Kira-kira perlu tidak sih pacaran itu?? Kalau di tanya ke saya, malah saya yang bingung soalnya bagaimana bisa menikah tanpa melalui proses pacaran. Karena pacaran itu merupakan proses awal untuk mengenal calon suami atau istri kita itu. Tentu saja setiap proses ada enak dan tidaknya, tergantung kita yang menjalaninya. Tapi kalau buat saya, yah tentu saja amat sangat menyenangkan.
Sebagai
mahluk sosial tentu saya punya banyak teman. Dari beberapa teman yang ada
tentunya saya tertarik dengan mahluk manis yang bernama perempuan. Dari banyak
perempuan yang saya kenal, tentu sebagai remaja, saya ingin mengenal lebih jauh
salah satu dari mereka. Akhirnya jatuh pilihan pada cewek cantik, judes, rapih, bawel, berpandangan luas, mau berusaha...yup...itulah si mami.
Mempunyai
pendamping yang sempurna pasti tidak mungkin, tapi mencegah mendapatkan yang
berantakan, memalukan dan menyakitkan itu masih memungkinkan bukan?? Apa mau
tahu-tahu punya pasangan hidup yang berpenyakitan?? Atau juga yang berbeda umur 30
tahun?? Atau juga ringan tangan dan sumpah serapah?? Nah disinilah kayaknya
perlunya pacaran itu. Kita bisa tahu karakteristik dari calon pendamping hidup
kita. Kalau dulu saya tidak pacaran sama mami, pasti saya sudah kesel banget
sering di judesin sama dia. Begitu juga si mami, pasti akan makan ati melihat
saya yang slebor dan gak rapih ini. Belum lagi si mami sering saya isengin,
ledekin bahkan sering mendengar suara merdu dari bum saya.
Saat si mami lagi
PKL di luar Jakarta, saya menyempatkan diri bermain ke rumah calon mertua dan
membantu toko dia. Belum lagi membantu proses yang musti di urus ke uni dia
saat dia jauh pula. Begitupun si mami yang selalu datang tiap hari besar,
kelahiran atau acara-acara keluarga saya. Menyenangkan bisa belajar dan menyesuaikan
diri dengan calon pendamping kita dan keluarga dia juga.
Apa lagi manfaat
pacaran?? Kita bisa saling melengkapi, bersaing dan bekerja sama. Saya bukan
orang pintar, begitupun mami...tapi kita ingin menjadi lebih baik. Makanya tiap
kali ujian, kita selalu mendukung dan membantu mengajari dan mengetes bahan
yang akan di ujiankan di kampus. Kita juga selalu bersaing untuk mendapat hasil
terbaik. Siapa yang kalah harus siap-siap di traktir oleh yang menang. Alasannya??

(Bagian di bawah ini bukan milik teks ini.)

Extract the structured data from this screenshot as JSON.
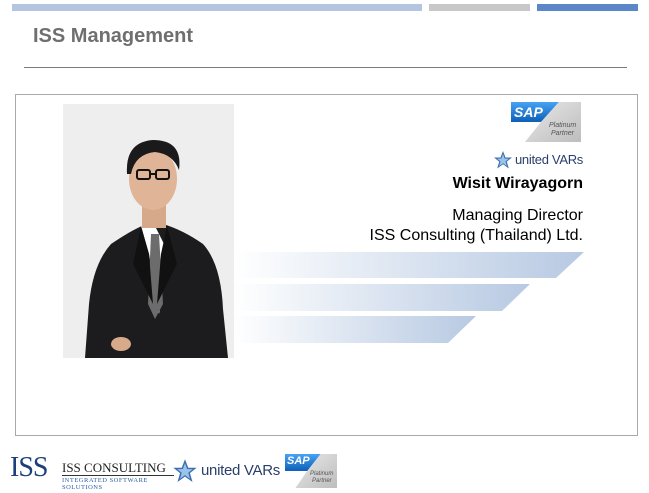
{
  "header": {
    "title": "ISS Management"
  },
  "profile": {
    "name": "Wisit Wirayagorn",
    "position": "Managing Director",
    "company": "ISS Consulting (Thailand) Ltd."
  },
  "logos": {
    "sap_text": "SAP",
    "sap_tagline_1": "Platinum",
    "sap_tagline_2": "Partner",
    "united_vars": "united VARs",
    "iss_mark": "ISS",
    "iss_name": "ISS CONSULTING",
    "iss_tagline": "INTEGRATED SOFTWARE SOLUTIONS"
  },
  "colors": {
    "accent_blue": "#5b87c8",
    "light_blue": "#b3c5e0",
    "gray_bar": "#c8c8c8",
    "title_gray": "#6f6f6f",
    "sap_blue": "#1e7bd6"
  },
  "icons": {
    "united_vars_star": "star-icon"
  }
}
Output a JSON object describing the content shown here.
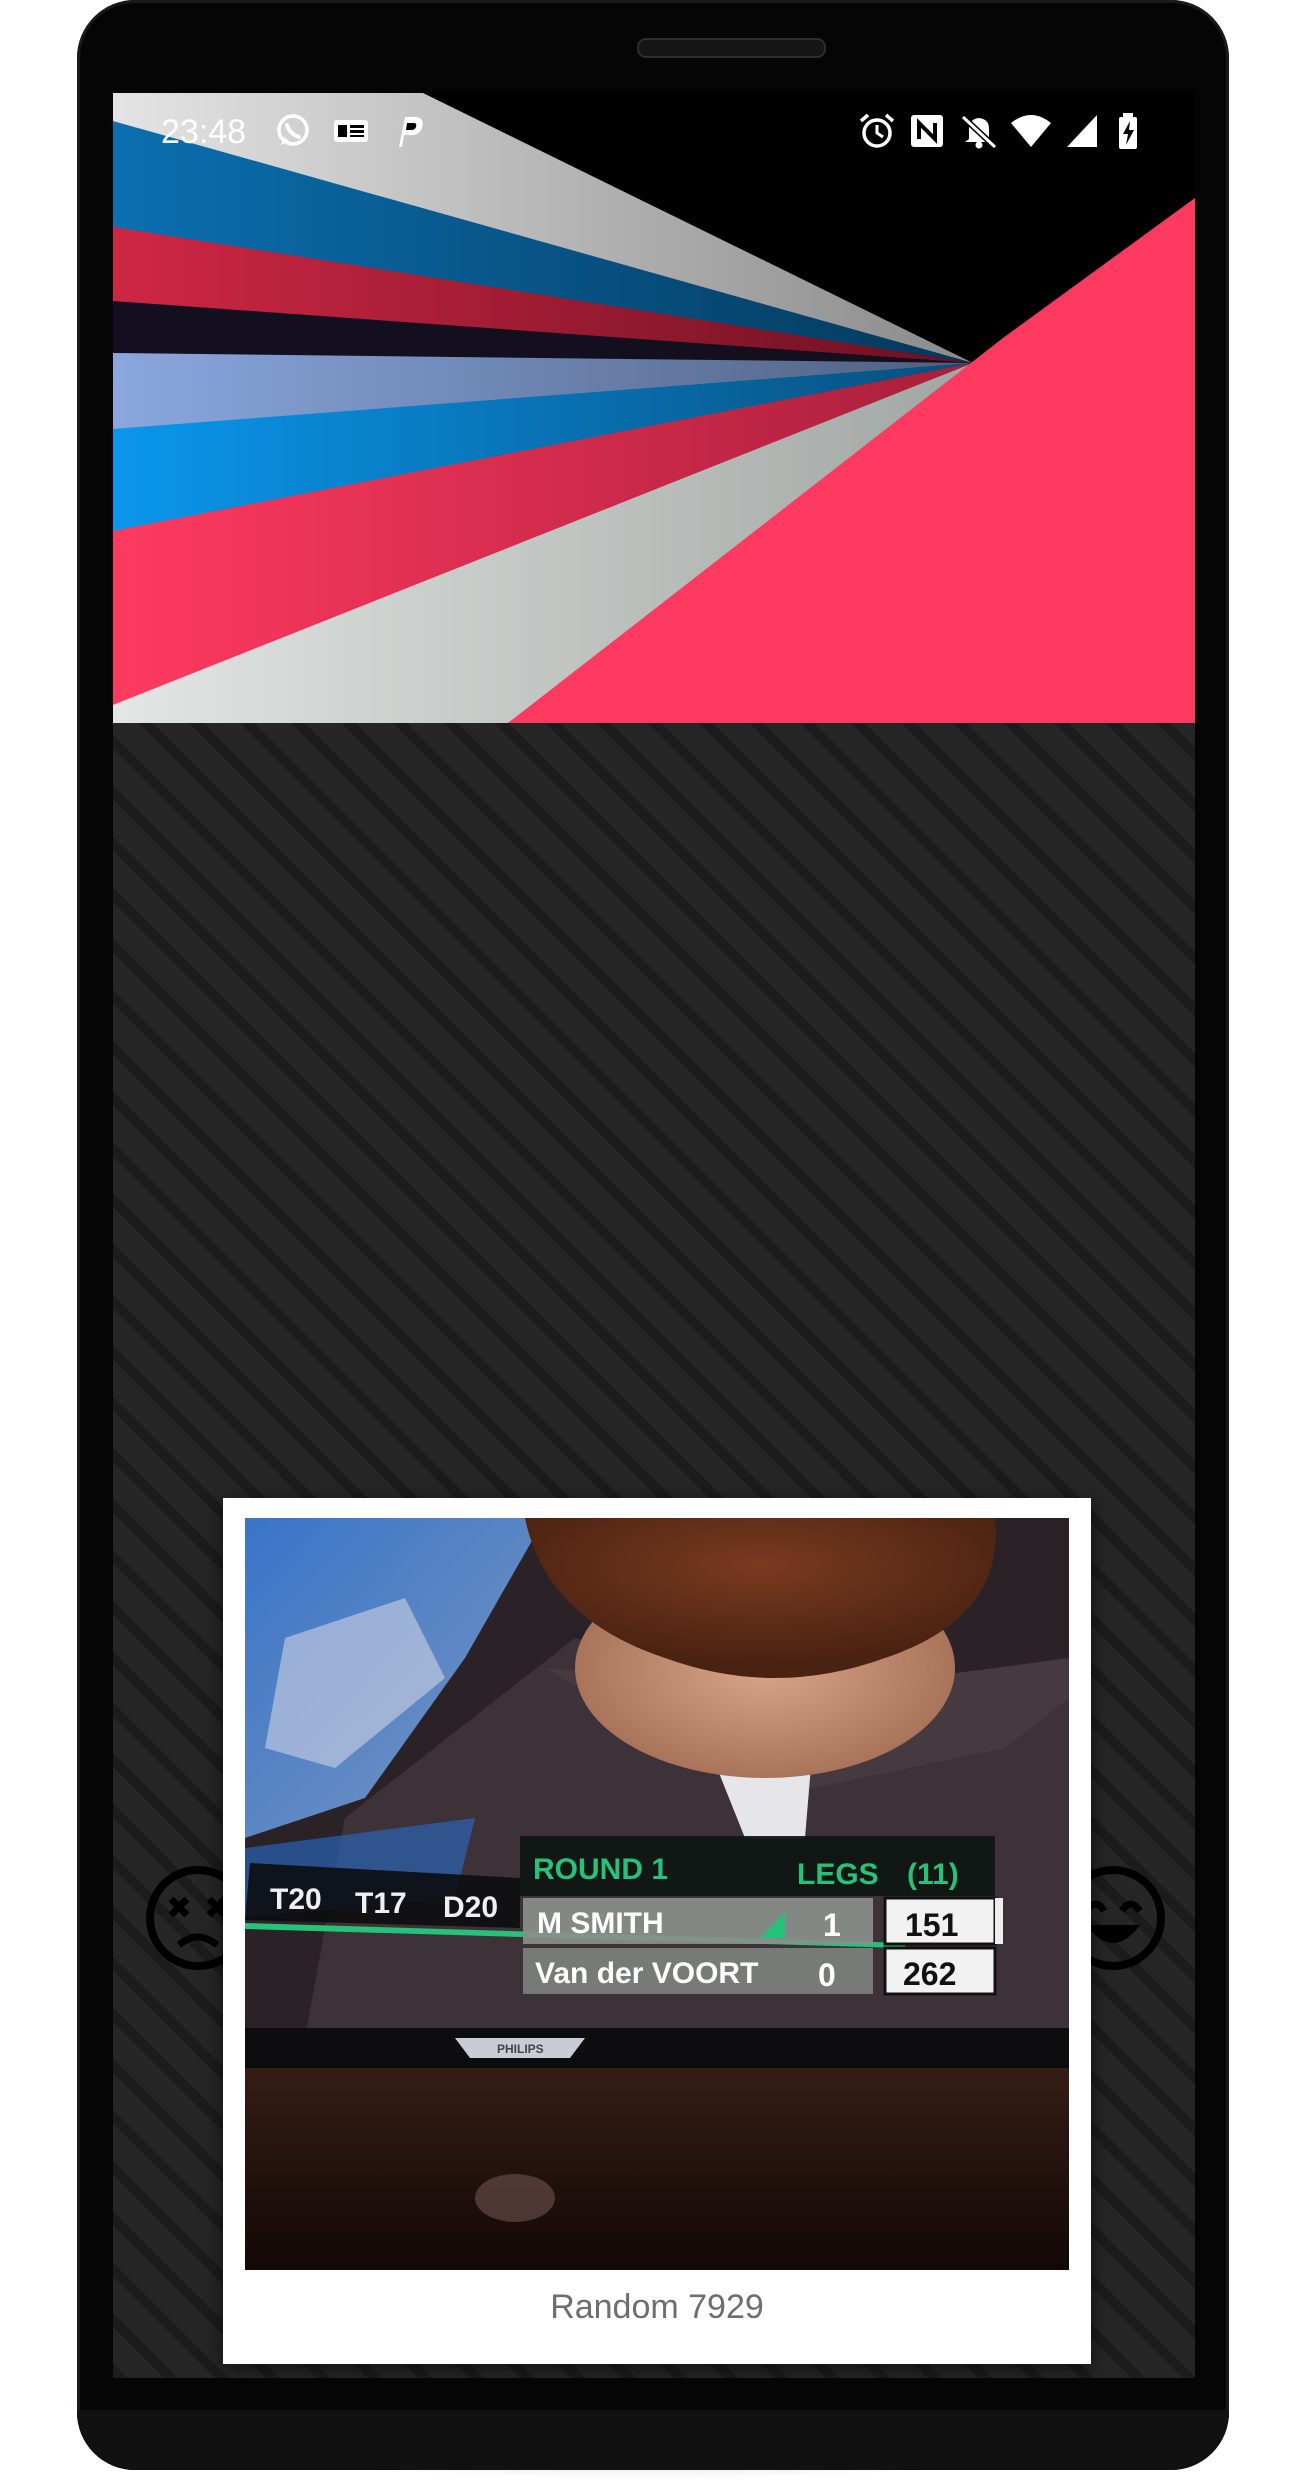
{
  "status_bar": {
    "time": "23:48",
    "left_icons": [
      "whatsapp-icon",
      "news-icon",
      "parking-icon"
    ],
    "right_icons": [
      "alarm-icon",
      "nfc-icon",
      "bell-off-icon",
      "wifi-icon",
      "signal-icon",
      "battery-charging-icon"
    ]
  },
  "header": {
    "colors": [
      "#cfcfcf",
      "#0a6aa8",
      "#c8233f",
      "#120d1d",
      "#8ea8dd",
      "#0a93e6",
      "#ff3a60",
      "#dde2df"
    ]
  },
  "swipe": {
    "left_icon": "dizzy-face-icon",
    "right_icon": "smiling-face-icon"
  },
  "card": {
    "caption": "Random 7929",
    "photo": {
      "checkouts": [
        "T20",
        "T17",
        "D20"
      ],
      "round_label": "ROUND 1",
      "legs_label": "LEGS",
      "legs_format": "(11)",
      "players": [
        {
          "name": "M SMITH",
          "legs": "1",
          "score": "151"
        },
        {
          "name": "Van der VOORT",
          "legs": "0",
          "score": "262"
        }
      ],
      "tv_brand": "PHILIPS"
    }
  }
}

Apa gak malu sudah kalah malah masih di traktir pula?? Jujur kita sih dulu gak
mau sampai kalah dan malu yah. Salah satu pelajaran yang saya dan mami ambil
dari sikap bersaing ini, kita mau berusaha yang terbaik buat bersama. Fun kan??
Bohong deh kalau saya bilang pacaran tidak pernah jalan keluar berdua dia.

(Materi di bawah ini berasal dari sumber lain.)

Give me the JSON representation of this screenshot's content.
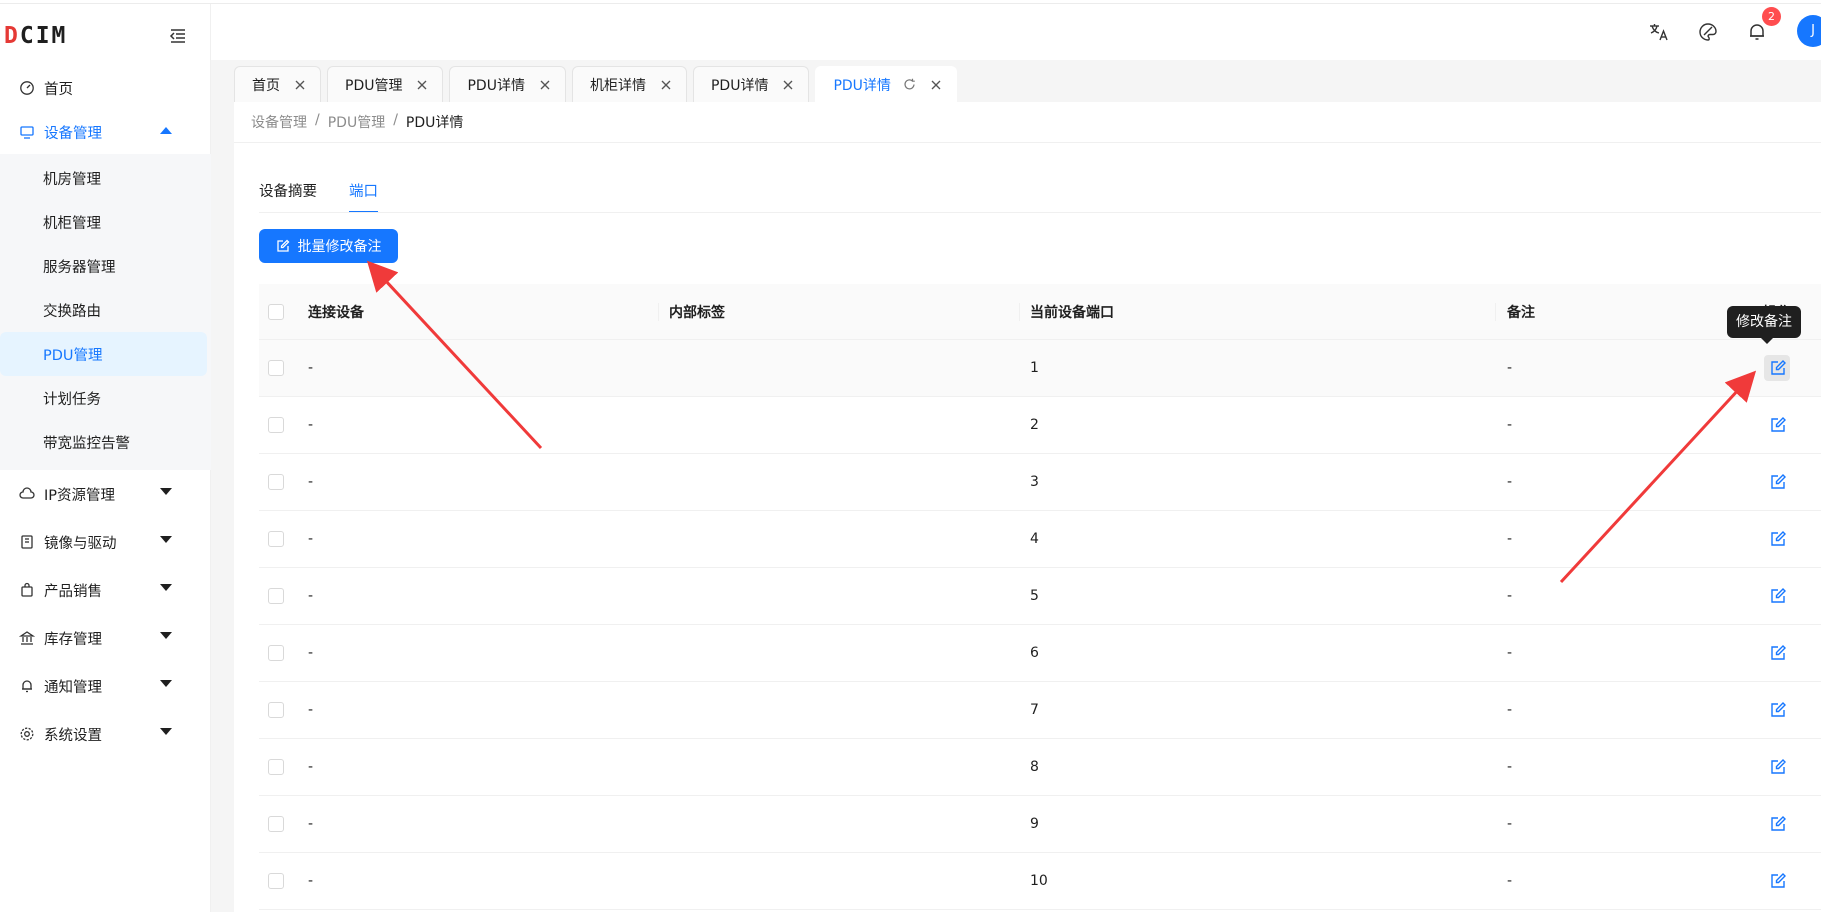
{
  "app": {
    "logo_text": "CIM",
    "logo_accent": "D"
  },
  "header": {
    "notification_count": "2",
    "avatar_initial": "J"
  },
  "sidebar": {
    "items": [
      {
        "label": "首页",
        "icon": "dashboard-icon"
      },
      {
        "label": "设备管理",
        "icon": "monitor-icon",
        "expanded": true,
        "children": [
          "机房管理",
          "机柜管理",
          "服务器管理",
          "交换路由",
          "PDU管理",
          "计划任务",
          "带宽监控告警"
        ],
        "selected_child": "PDU管理"
      },
      {
        "label": "IP资源管理",
        "icon": "cloud-icon"
      },
      {
        "label": "镜像与驱动",
        "icon": "book-icon"
      },
      {
        "label": "产品销售",
        "icon": "shopping-bag-icon"
      },
      {
        "label": "库存管理",
        "icon": "bank-icon"
      },
      {
        "label": "通知管理",
        "icon": "bell-icon"
      },
      {
        "label": "系统设置",
        "icon": "gear-icon"
      }
    ]
  },
  "tabs": [
    {
      "label": "首页"
    },
    {
      "label": "PDU管理"
    },
    {
      "label": "PDU详情"
    },
    {
      "label": "机柜详情"
    },
    {
      "label": "PDU详情"
    },
    {
      "label": "PDU详情",
      "active": true
    }
  ],
  "breadcrumb": [
    "设备管理",
    "PDU管理",
    "PDU详情"
  ],
  "subtabs": [
    {
      "label": "设备摘要"
    },
    {
      "label": "端口",
      "active": true
    }
  ],
  "batch_button": "批量修改备注",
  "table": {
    "columns": [
      "连接设备",
      "内部标签",
      "当前设备端口",
      "备注",
      "操作"
    ],
    "rows": [
      {
        "device": "-",
        "tag": "",
        "port": "1",
        "note": "-"
      },
      {
        "device": "-",
        "tag": "",
        "port": "2",
        "note": "-"
      },
      {
        "device": "-",
        "tag": "",
        "port": "3",
        "note": "-"
      },
      {
        "device": "-",
        "tag": "",
        "port": "4",
        "note": "-"
      },
      {
        "device": "-",
        "tag": "",
        "port": "5",
        "note": "-"
      },
      {
        "device": "-",
        "tag": "",
        "port": "6",
        "note": "-"
      },
      {
        "device": "-",
        "tag": "",
        "port": "7",
        "note": "-"
      },
      {
        "device": "-",
        "tag": "",
        "port": "8",
        "note": "-"
      },
      {
        "device": "-",
        "tag": "",
        "port": "9",
        "note": "-"
      },
      {
        "device": "-",
        "tag": "",
        "port": "10",
        "note": "-"
      }
    ]
  },
  "tooltip": "修改备注",
  "colors": {
    "primary": "#1677ff",
    "annotation": "#f03a3a",
    "badge": "#ff4d4f"
  }
}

Menjelajah Jakarta berdua dia sering kita lakukan. Dari modal iseng dan
membuang suntuk setelah 6 hari nguli dan berusaha, boleh dong ada aksi gila-gilaan.

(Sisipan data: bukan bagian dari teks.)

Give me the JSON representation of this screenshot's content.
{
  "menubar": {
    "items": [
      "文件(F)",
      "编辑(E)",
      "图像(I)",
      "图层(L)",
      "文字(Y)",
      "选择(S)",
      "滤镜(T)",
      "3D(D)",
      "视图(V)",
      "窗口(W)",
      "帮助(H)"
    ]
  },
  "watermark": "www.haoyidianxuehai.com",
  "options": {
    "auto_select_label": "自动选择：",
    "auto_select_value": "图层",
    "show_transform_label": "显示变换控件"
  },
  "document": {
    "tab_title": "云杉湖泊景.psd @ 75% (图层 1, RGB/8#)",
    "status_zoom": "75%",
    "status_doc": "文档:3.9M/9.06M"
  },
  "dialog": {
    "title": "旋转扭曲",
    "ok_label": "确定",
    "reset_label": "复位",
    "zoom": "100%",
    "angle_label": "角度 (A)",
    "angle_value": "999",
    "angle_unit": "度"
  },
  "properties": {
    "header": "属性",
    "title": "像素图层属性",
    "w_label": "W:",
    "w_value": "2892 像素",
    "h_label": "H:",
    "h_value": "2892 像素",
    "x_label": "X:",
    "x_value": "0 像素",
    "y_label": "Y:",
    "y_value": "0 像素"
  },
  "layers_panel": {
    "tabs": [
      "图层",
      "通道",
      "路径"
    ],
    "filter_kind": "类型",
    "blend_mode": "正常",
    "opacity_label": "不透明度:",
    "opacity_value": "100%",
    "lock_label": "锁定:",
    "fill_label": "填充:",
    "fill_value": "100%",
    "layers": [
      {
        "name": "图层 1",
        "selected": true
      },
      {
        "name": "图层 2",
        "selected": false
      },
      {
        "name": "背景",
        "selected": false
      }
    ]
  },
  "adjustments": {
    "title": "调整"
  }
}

Yup setiap kali pulang Gereja di hari Minggu...kelayapan dengan asal naik bis
dan turun di mana saja, itulah yang biasa kami lakukan saat itu. Dari Jakarta
Timur ke bagian Jakarta lainnya, bahkan sering kali kita tidak tahu lagi ada di
mana. Kemudian baru kita cari mall terdekat dan lunch serta nonton film
bersama. It's silly dan wasting huh?? But it was a great fun though.
Peluk dan
cium gak pernah?? Bohong dan muna deh kalau saya bilang gak pernah. Tantangan
dan dosa selalu mengintai itu sudah pasti benar. Justru di sinilah dilatih
untuk bisa menghindarinya atau tidak dan juga melatih apa bisa memilih yang
terbaik atau tidak. Apa gunanya belajar tanpa ada ujiannya?? Bagaimana kita
bisa tahu untuk memilih yang benar di atas yang salah??
Tapi sekali lagi, semua
tetap pada pilihan dan pendapat masing-masing. Namun yang pasti buat saya, pacaran
itu menyenangkan...bahkan sampai saat ini kita pun masih seperti pacaran sambil senggol-senggolan, cubit-cubitan sampai keplak-keplakan segala.